If, as Cheney claims,

If, as Cheney claims, torture is useful in gaining information that otherwise would not be gotten, ..then why in God's Name would it take a total of 266 waterboarding of those Two men to get them to Talk ? Seems to me that whoever was doing the Torturing, as well as those that stood around and Watched, were the ones deriving sadistic pleasure from watching the torture. After 266 times ( the same two men ) it would be clear to any fool that torture was not gaining any information that a good meal and a good night's sleep might better have elicited.

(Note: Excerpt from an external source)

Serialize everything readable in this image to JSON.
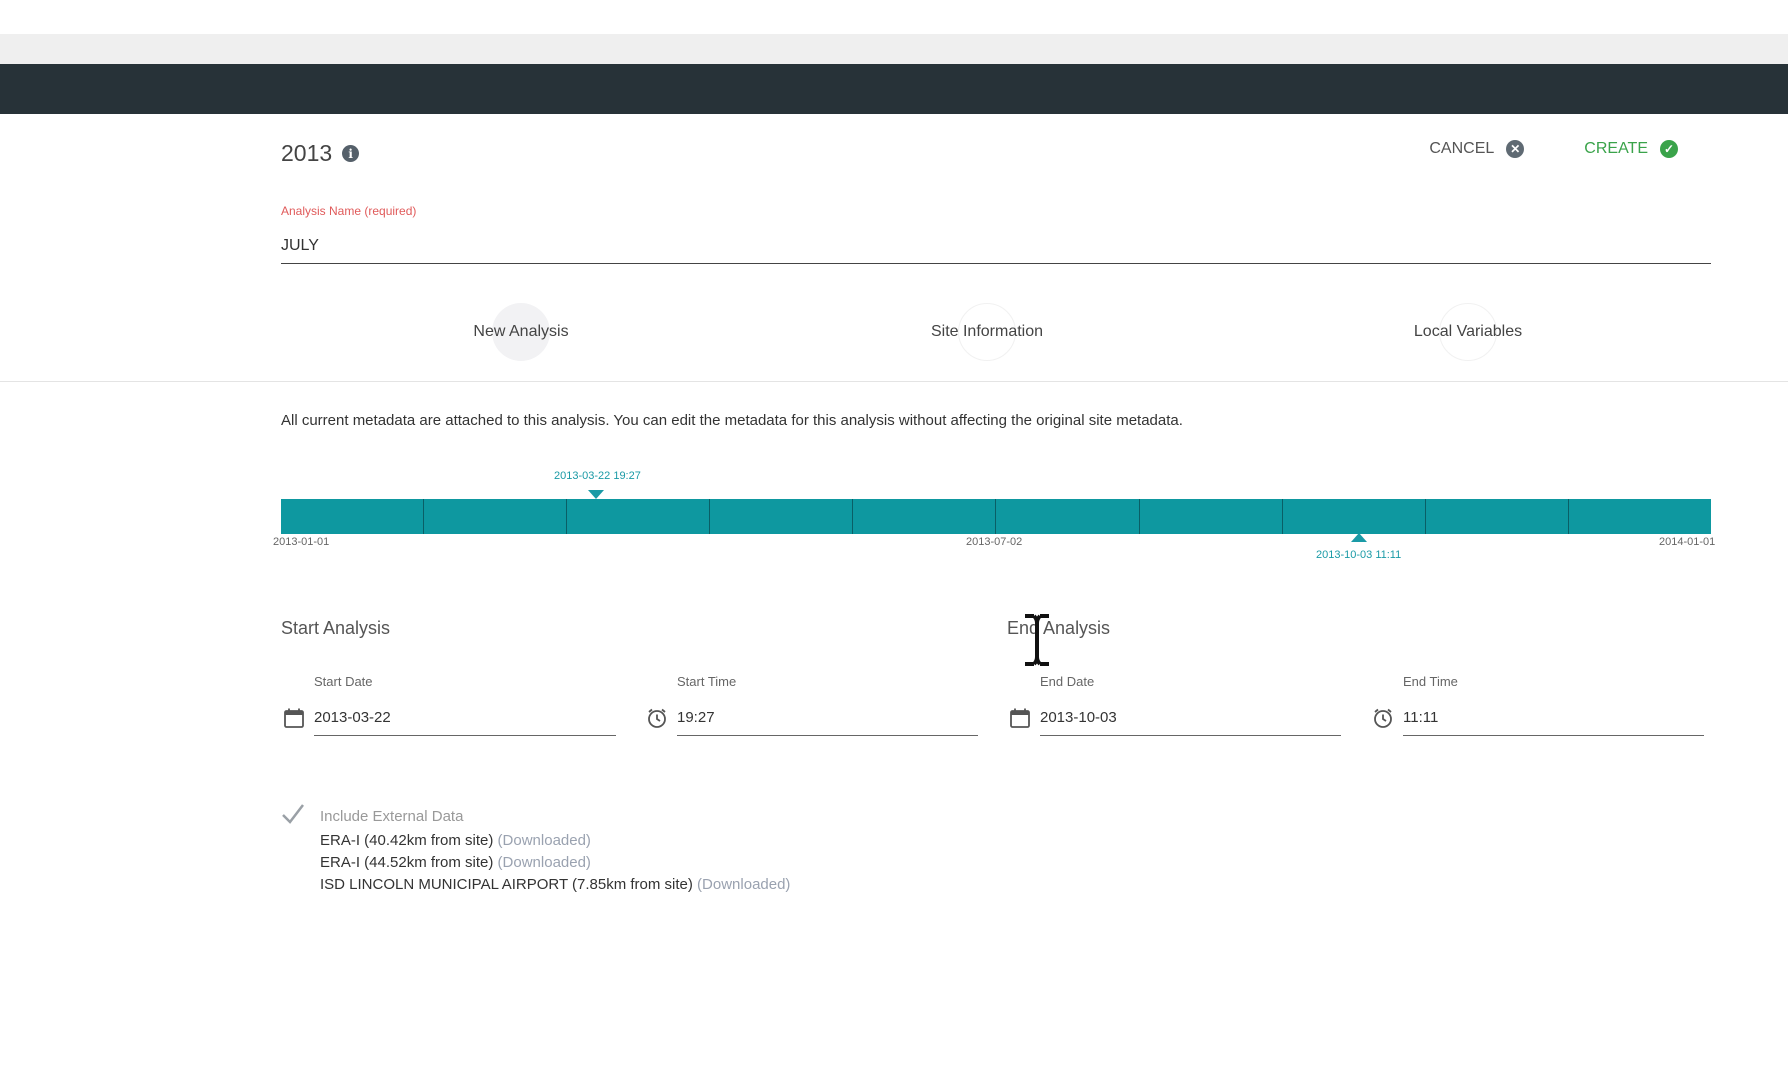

But, call me a Conspiracy Nut, but the ones that had a hand in 911 were the ones that came up with this Spectacle of torture..knowing very well that those 'Terrorists' could not tell them what they already knew, first hand.

90% of information derived

90% of information derived by these barbaric ways was probably useless from some accounts I've read. Not only was it useless, but a lot of money was spent verifying any of the info, I'm also guessing that innocent people, maybe our own soldiers, either died or were injured in the quest. I think we need to take Cheney's health insurance away, that is not torture is it?

Can anyone say that doing

Can anyone say that doing this kind of thing represents the Best of America? Can these waterboarders really claim that they were "just following orders" to do something this malicious and evil? AND WHY WERE THE NUMBERS BLACKED OUT -- How does that represent something about "national security." Seems like just an admission that people were guilty, IMHO. Investigate, prosecute, and expose this for what it really is -- unConstitutional and immoral acts by the Bush Administration and other bad actors. This was NOT about protecting Americans. Evil and sadistic. PREVENT FUTURE ACTIONS OF THIS NATURE by exposing this crap NOW.